Come to think of it, neither did Petula. In fact, the only thing she remembered was collapsing on her driveway, but that was not something she planned to discuss with the kid. She assumed that Scarlet had probably dragged her, disgustedly, to bed, but she couldn’t be sure of that either, and she didn’t remember being taken to the hospital to get her stomach pumped or anything.
“It doesn’t matter how I got here,” Petula said, avoiding the question entirely. “I have health insurance.”
“But why are we alone here?”
“We’re not alone,” Petula said emphatically. “The nurse will be here to discharge us any minute.”
“How do you know? We’ve been waiting a long time.”
Virginia’s questions were making Petula increasingly uneasy. Not just because she didn’t have answers but because they were questions she’d been asking herself since she arrived.
“We heard footsteps, didn’t we?”
“Yeah,” Virginia acknowledged, the façade of fierceness she’d been wearing giving way to a trembling lip. “But what if they weren’t the nurses’ footsteps?”
Petula hadn’t fully entertained that possibility until now, and the suddenly fearful expression on her face gave her away to Virginia.
Petula wasn’t very touchy-feely or very good in the eye-contact department.
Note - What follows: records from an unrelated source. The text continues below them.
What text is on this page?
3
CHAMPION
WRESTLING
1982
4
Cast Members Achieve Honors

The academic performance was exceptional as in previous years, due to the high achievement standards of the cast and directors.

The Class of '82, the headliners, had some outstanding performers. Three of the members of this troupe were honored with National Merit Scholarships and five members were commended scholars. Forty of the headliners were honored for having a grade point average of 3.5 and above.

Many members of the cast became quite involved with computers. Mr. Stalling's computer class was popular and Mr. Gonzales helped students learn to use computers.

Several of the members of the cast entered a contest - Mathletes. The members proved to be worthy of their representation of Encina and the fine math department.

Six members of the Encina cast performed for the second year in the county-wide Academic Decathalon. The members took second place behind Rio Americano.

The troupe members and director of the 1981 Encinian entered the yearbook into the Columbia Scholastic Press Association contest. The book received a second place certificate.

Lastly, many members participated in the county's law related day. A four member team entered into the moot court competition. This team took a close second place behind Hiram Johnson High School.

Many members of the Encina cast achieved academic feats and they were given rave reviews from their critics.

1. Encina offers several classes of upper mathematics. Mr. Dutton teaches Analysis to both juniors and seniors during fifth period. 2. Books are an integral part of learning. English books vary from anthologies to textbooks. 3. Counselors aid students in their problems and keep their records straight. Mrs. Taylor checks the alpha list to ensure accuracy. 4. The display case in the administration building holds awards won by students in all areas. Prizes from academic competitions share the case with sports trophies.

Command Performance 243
One could even argue, and some therapists had, that she was afflicted with Asperger’s Syndrome, a mild form of autism that made any kind of social interaction for her … challenging.
But the truth was her issues weren’t anything near as interesting or deep as that. She was just self-absorbed. This was proven when, as a five-year-old, mistakenly diagnosed with A.D.D., she spent three hours at the mall debating between coral or burnt orange shoes to wear for the first day of kindergarten.